Neither Daisy nor Diana had much help from their husband in raising the children. They were practically single mothers. In Daisy’s case, this was because her husband, Barker was working all of the time and was getting very old. He was more than 20 years older than Daisy. “In a matter of months, he’ll turn sixty-five.” (Shields, 162) Barker did however, find time to spend with the children every once in a while. “His old habit of taking the children for weekend walks, quizzing them as they ramble along the quiet streets on the common names of trees and shrubs.” (Shields, 163) This was about the extent of Barker’s involvement with the children. He was always too busy with his lady’s slipper collection or his job to bother with the children. Barker was a man who “almost never engages in a game of backyard catch. Who scarcely ever swings them up in the air or fills their ears with nonsense at bedtime.” (Shields, 164) It is obvious that Daisy did much of the child raising by herself and did a good job.

Diana too, had little help in raising her children. Diana did, however, have a nanny to help her: “William and Harry had breakfast with their nanny.”(Morton, 328) This alleviated much of the stress of raising two boys and carrying on her royal duties all by herself. Charles would very rarely make time for his children. When Prince William was young and hurt himself very badly at school, it was Diana who stayed by his side the whole time. “Charles left the hospital to go to a performance . . . Meanwhile Prince William . . . was wheeled into surgery for the 75-minute operation.” (Morton, 251) Charles received much media scorn for this incident. However, it was not an isolated event. Charles found it very difficult to make time for his children on an everyday basis. “She thinks he is a bad father, a selfish father, the children have to tie in with what he’s doing. He will never delay, cancel or change anything which he has sorted out for their benefit . . . It was Diana who chose their schools, their clothes and planned their outings. She negotiated her public duties around their timetables.” (Morton, 260)
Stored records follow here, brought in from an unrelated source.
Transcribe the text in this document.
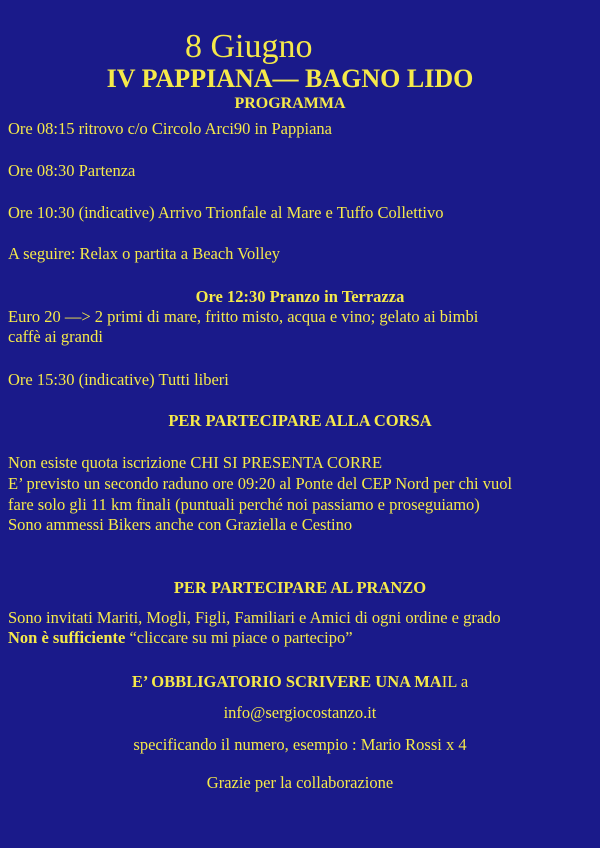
8 Giugno
IV PAPPIANA— BAGNO LIDO
PROGRAMMA
Ore 08:15 ritrovo c/o Circolo Arci90 in Pappiana
Ore 08:30 Partenza
Ore 10:30 (indicative) Arrivo Trionfale al Mare e Tuffo Collettivo
A seguire: Relax o partita a Beach Volley
Ore 12:30 Pranzo in Terrazza
Euro 20 —> 2 primi di mare, fritto misto, acqua e vino; gelato ai bimbi
caffè ai grandi
Ore 15:30 (indicative) Tutti liberi
PER PARTECIPARE ALLA CORSA
Non esiste quota iscrizione CHI SI PRESENTA CORRE
E’ previsto un secondo raduno ore 09:20 al Ponte del CEP Nord per chi vuol
fare solo gli 11 km finali (puntuali perché noi passiamo e proseguiamo)
Sono ammessi Bikers anche con Graziella e Cestino
PER PARTECIPARE AL PRANZO
Sono invitati Mariti, Mogli, Figli, Familiari e Amici di ogni ordine e grado
Non è sufficiente “cliccare su mi piace o partecipo”
E’ OBBLIGATORIO SCRIVERE UNA MAIL a
info@sergiocostanzo.it
specificando il numero, esempio : Mario Rossi x 4
Grazie per la collaborazione
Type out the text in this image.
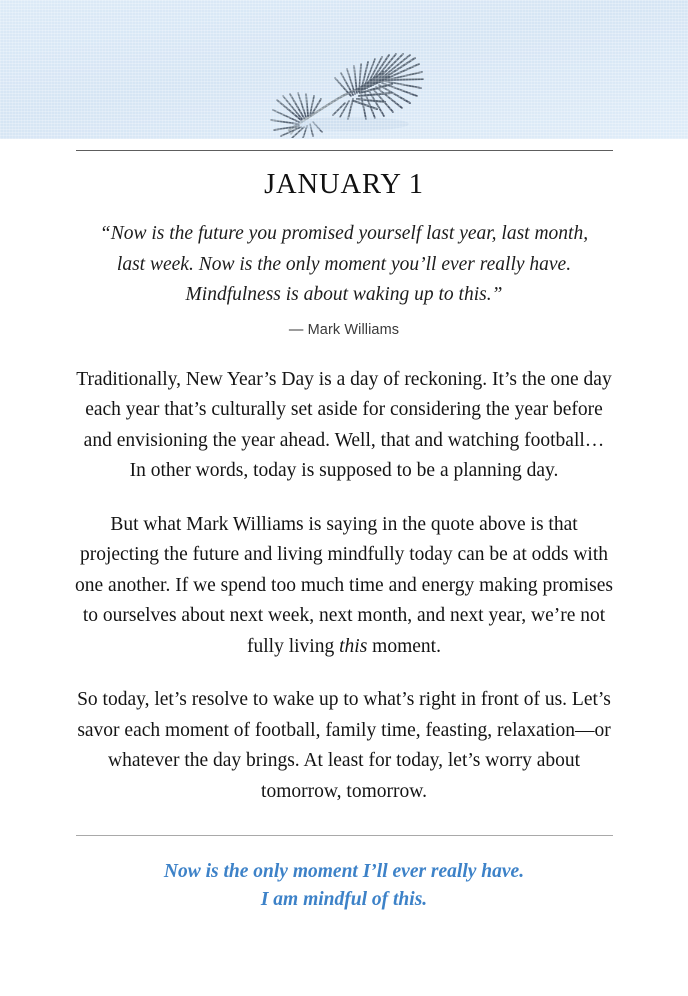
JANUARY 1
“Now is the future you promised yourself last year, last month, last week. Now is the only moment you’ll ever really have. Mindfulness is about waking up to this.”
— Mark Williams

Traditionally, New Year’s Day is a day of reckoning. It’s the one day each year that’s culturally set aside for considering the year before and envisioning the year ahead. Well, that and watching football… In other words, today is supposed to be a planning day.

But what Mark Williams is saying in the quote above is that projecting the future and living mindfully today can be at odds with one another. If we spend too much time and energy making promises to ourselves about next week, next month, and next year, we’re not fully living this moment.

So today, let’s resolve to wake up to what’s right in front of us. Let’s savor each moment of football, family time, feasting, relaxation—or whatever the day brings. At least for today, let’s worry about tomorrow, tomorrow.

Now is the only moment I’ll ever really have.
I am mindful of this.
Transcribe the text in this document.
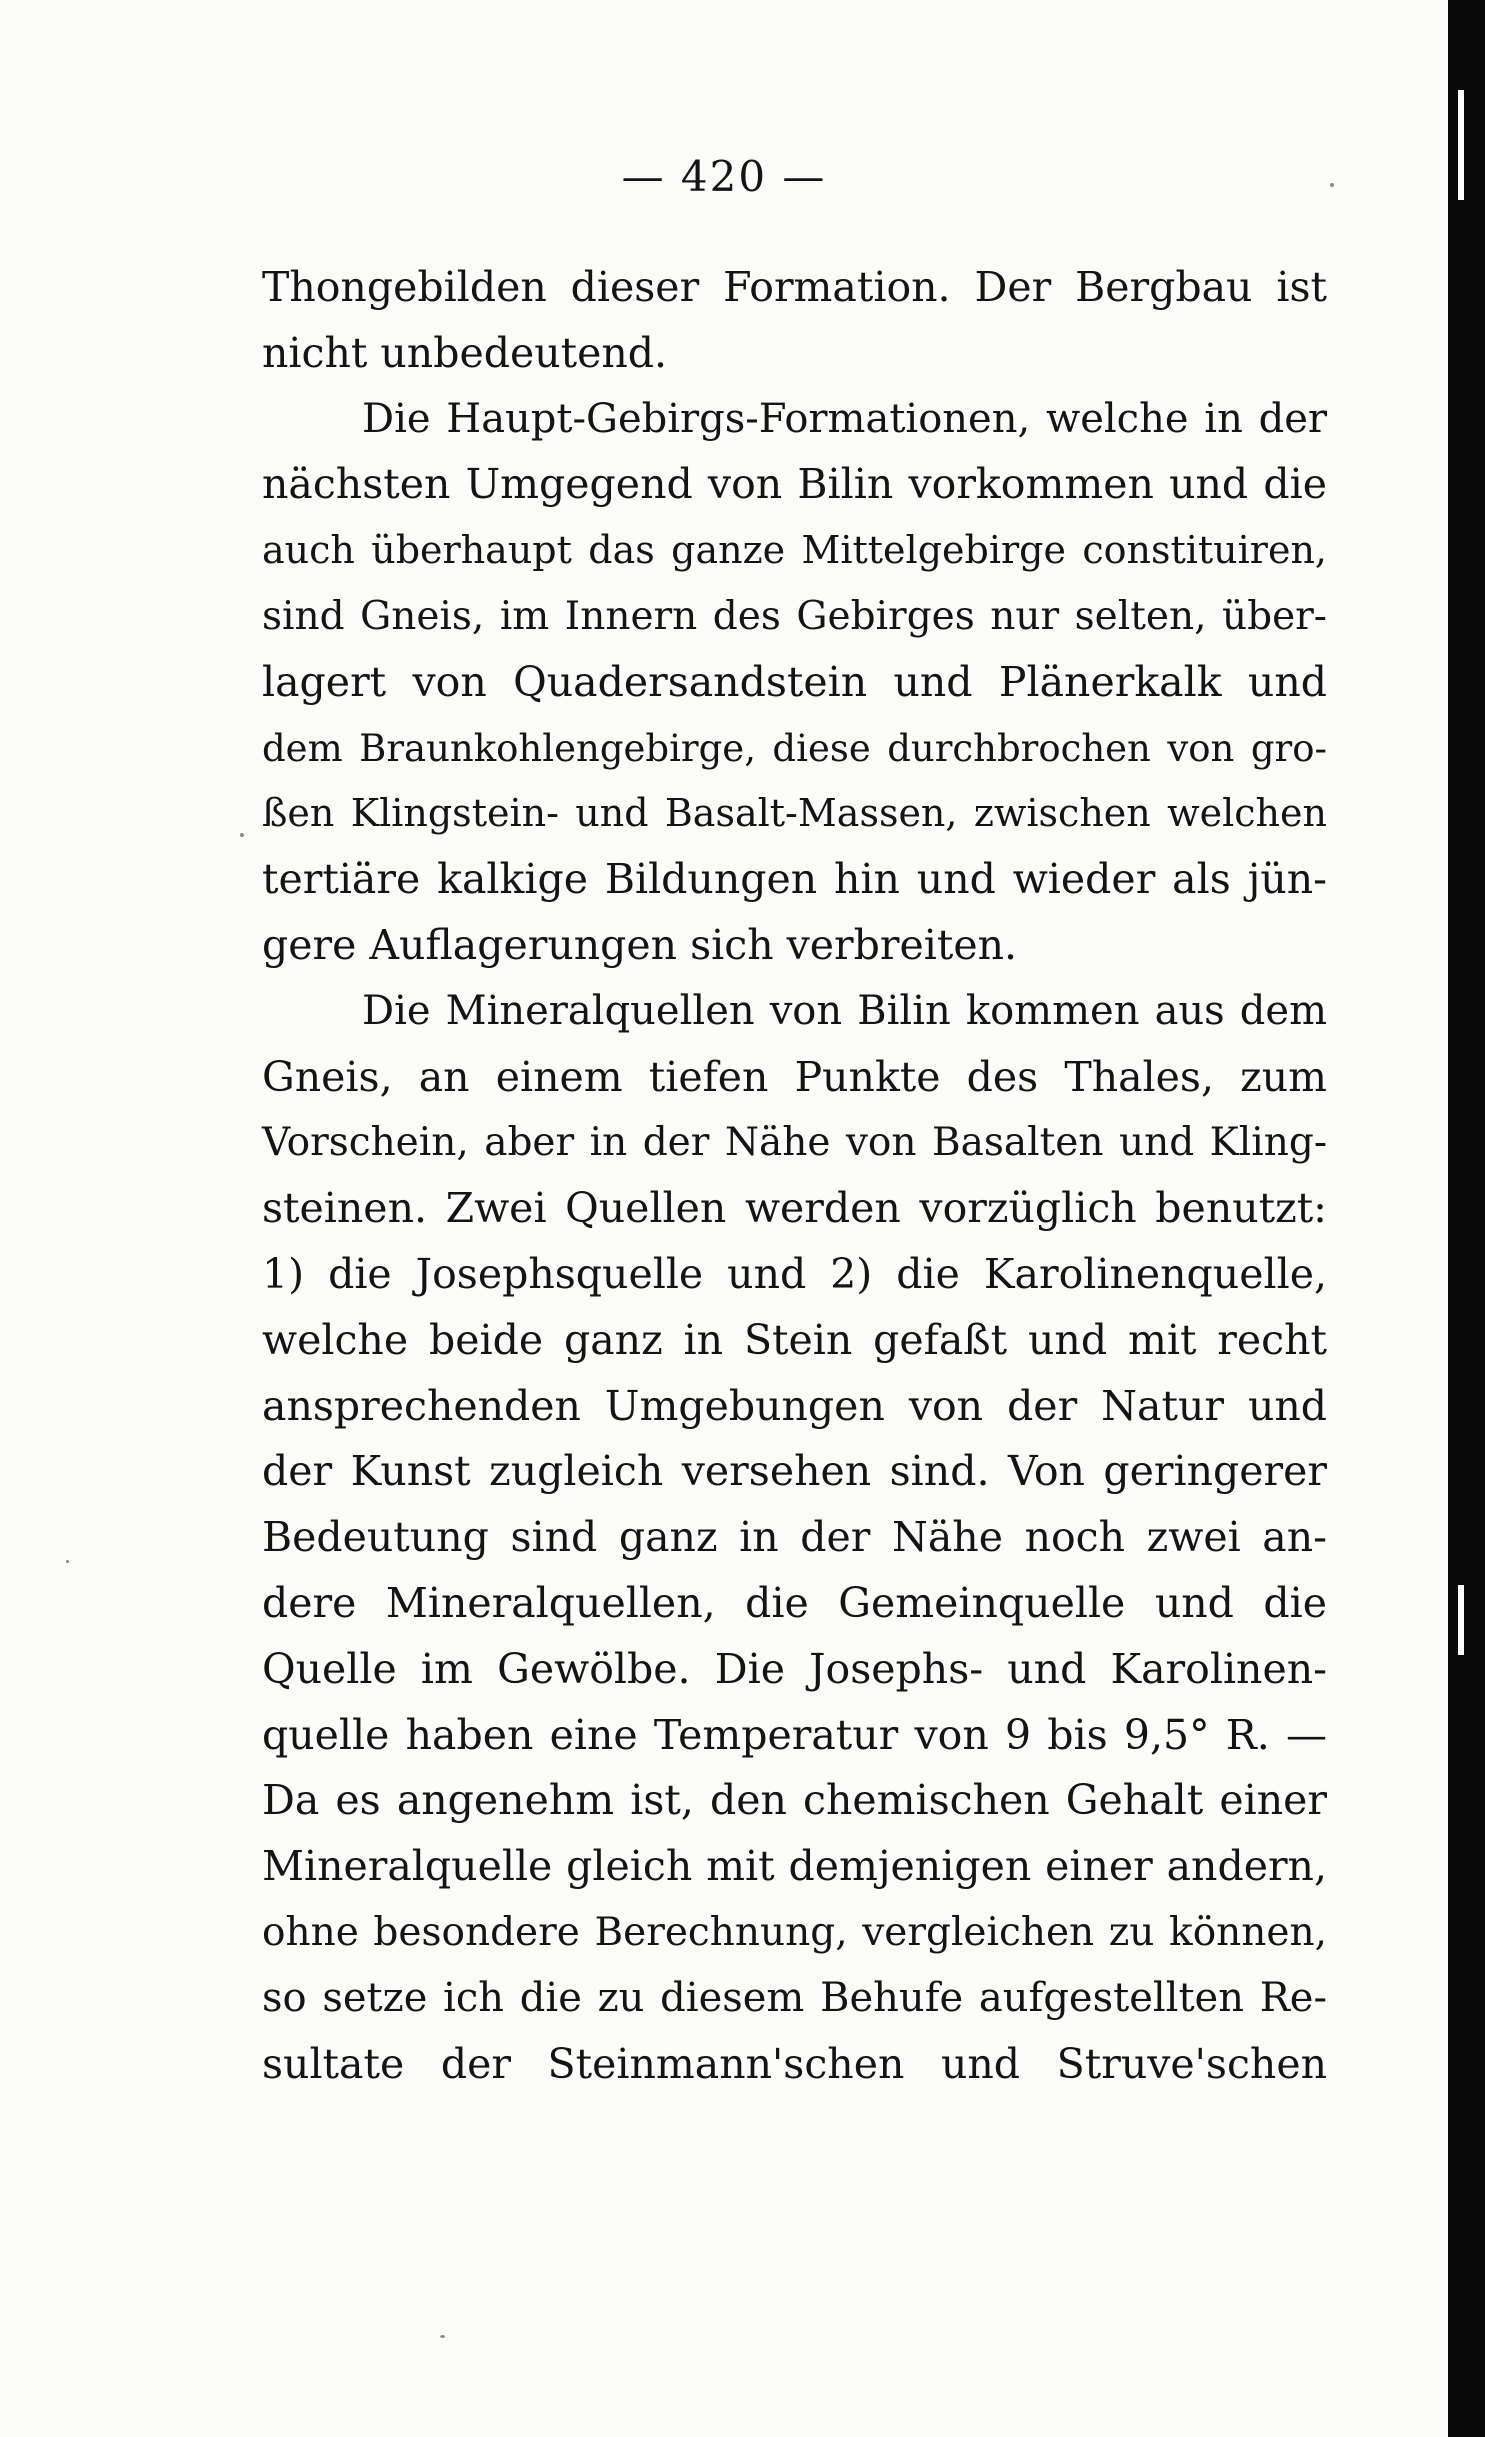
— 420 —
Thongebilden dieser Formation. Der Bergbau ist
nicht unbedeutend.
Die Haupt-Gebirgs-Formationen, welche in der
nächsten Umgegend von Bilin vorkommen und die
auch überhaupt das ganze Mittelgebirge constituiren,
sind Gneis, im Innern des Gebirges nur selten, über-
lagert von Quadersandstein und Plänerkalk und
dem Braunkohlengebirge, diese durchbrochen von gro-
ßen Klingstein- und Basalt-Massen, zwischen welchen
tertiäre kalkige Bildungen hin und wieder als jün-
gere Auflagerungen sich verbreiten.
Die Mineralquellen von Bilin kommen aus dem
Gneis, an einem tiefen Punkte des Thales, zum
Vorschein, aber in der Nähe von Basalten und Kling-
steinen. Zwei Quellen werden vorzüglich benutzt:
1) die Josephsquelle und 2) die Karolinenquelle,
welche beide ganz in Stein gefaßt und mit recht
ansprechenden Umgebungen von der Natur und
der Kunst zugleich versehen sind. Von geringerer
Bedeutung sind ganz in der Nähe noch zwei an-
dere Mineralquellen, die Gemeinquelle und die
Quelle im Gewölbe. Die Josephs- und Karolinen-
quelle haben eine Temperatur von 9 bis 9,5° R. —
Da es angenehm ist, den chemischen Gehalt einer
Mineralquelle gleich mit demjenigen einer andern,
ohne besondere Berechnung, vergleichen zu können,
so setze ich die zu diesem Behufe aufgestellten Re-
sultate der Steinmann'schen und Struve'schen
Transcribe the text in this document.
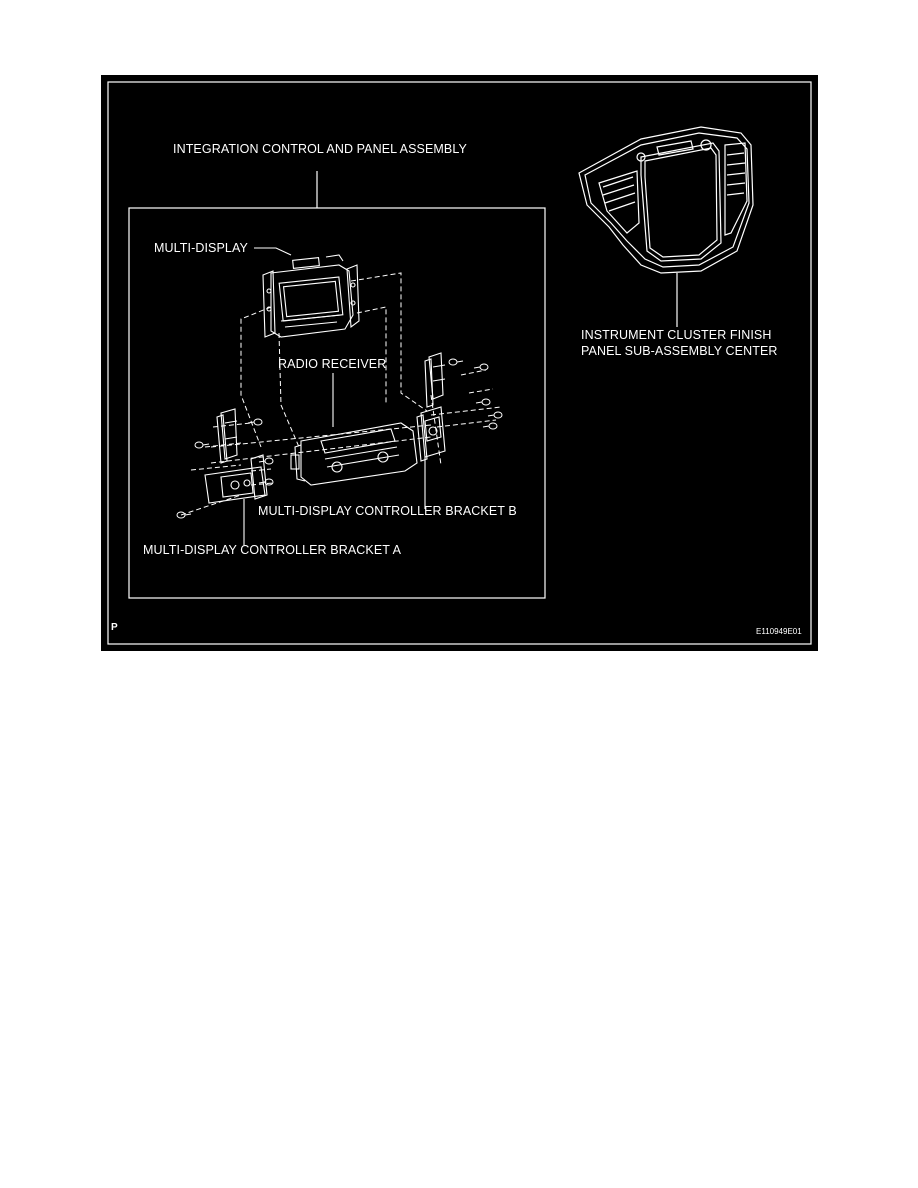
INTEGRATION CONTROL AND PANEL ASSEMBLY
MULTI-DISPLAY
RADIO RECEIVER
MULTI-DISPLAY CONTROLLER BRACKET B
MULTI-DISPLAY CONTROLLER BRACKET A
INSTRUMENT CLUSTER FINISH
PANEL SUB-ASSEMBLY CENTER
P	E110949E01
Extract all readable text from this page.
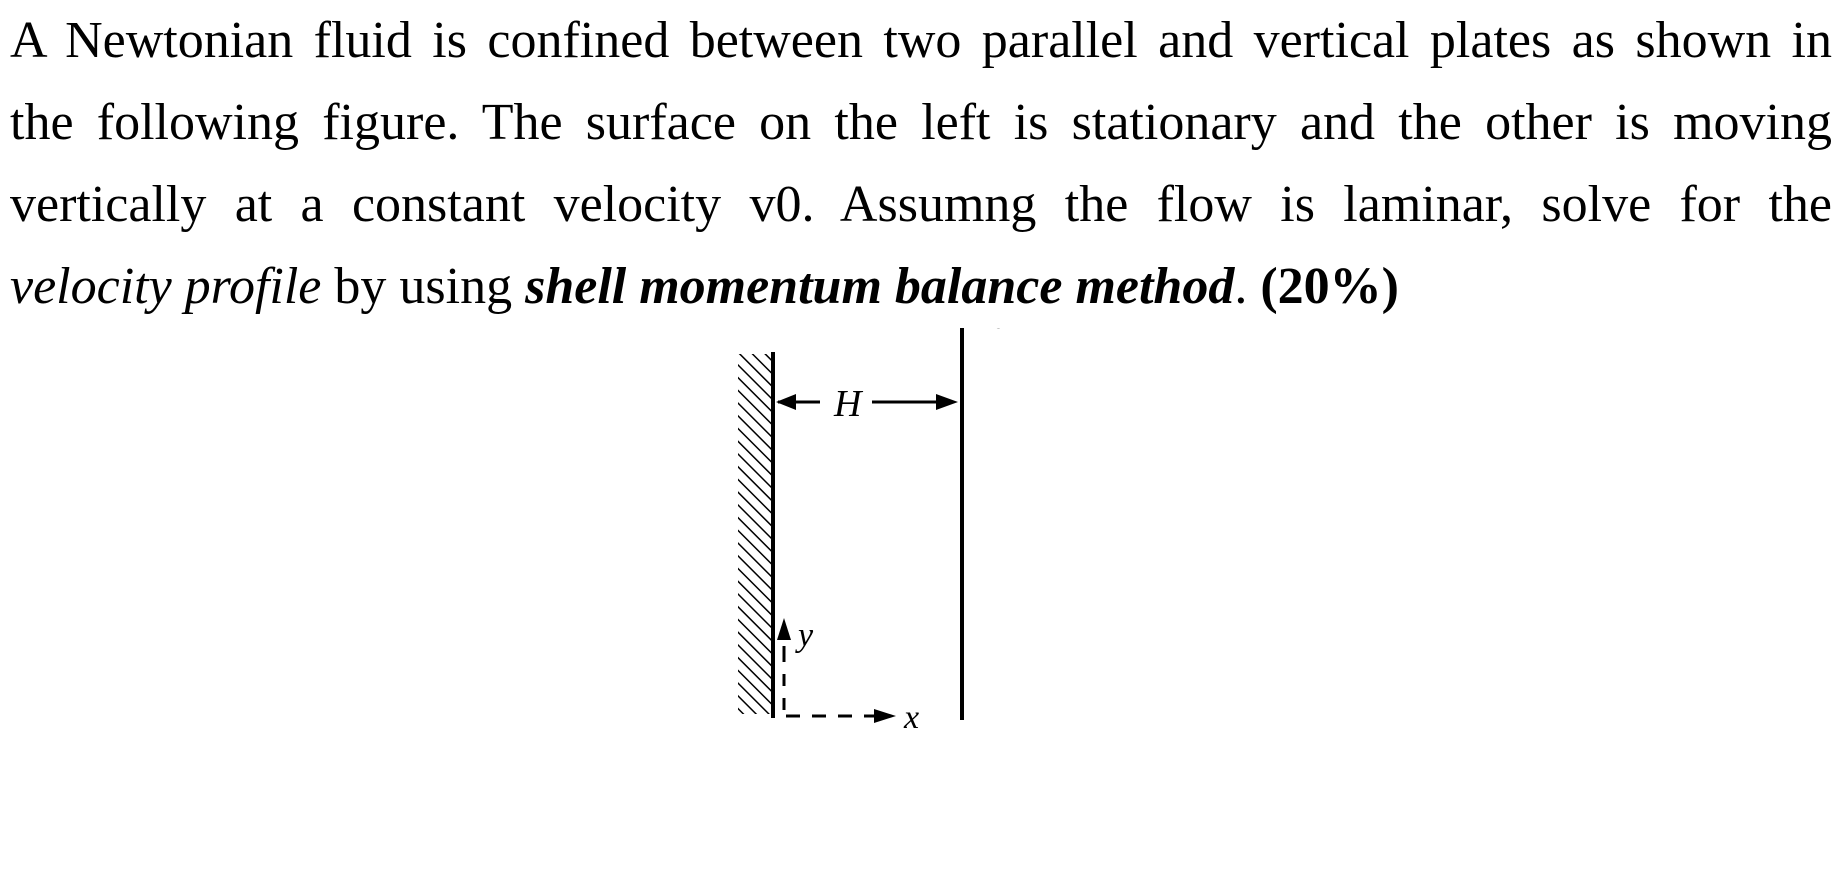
A Newtonian fluid is confined between two parallel and vertical plates as shown in
the following figure. The surface on the left is stationary and the other is moving
vertically at a constant velocity v0. Assumng the flow is laminar, solve for the
velocity profile by using shell momentum balance method. (20%)
H
y
x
Neither Diana nor Daisy received much help from their husbands in raising the children. Both had to do it on their own and try to give their children the best that they possibly could, considering the circumstances. Diana had many other things to do as well as raising the children. This made it very difficult for her. Daisy did not really have too many other things to do and had time to raise the children.

Although Diana and Daisy both had a lack of a mother figure in their childhood, they both grew up to be very successful mothers. They both tried to give their children everything that they possibly could, even if it meant sacrificing themselves. Daisy fit perfectly into the role of a mother and Diana certainly tried to juggle the role of mother and princess. Both tried their best and without much help from their husband, gave their children everything they wanted. The children new it and loved their mothers just equally. Neither Daisy not Diana can be criticized for the way that they raised their children, as they did everything they could to ensure that their children had happy and productive childhoods.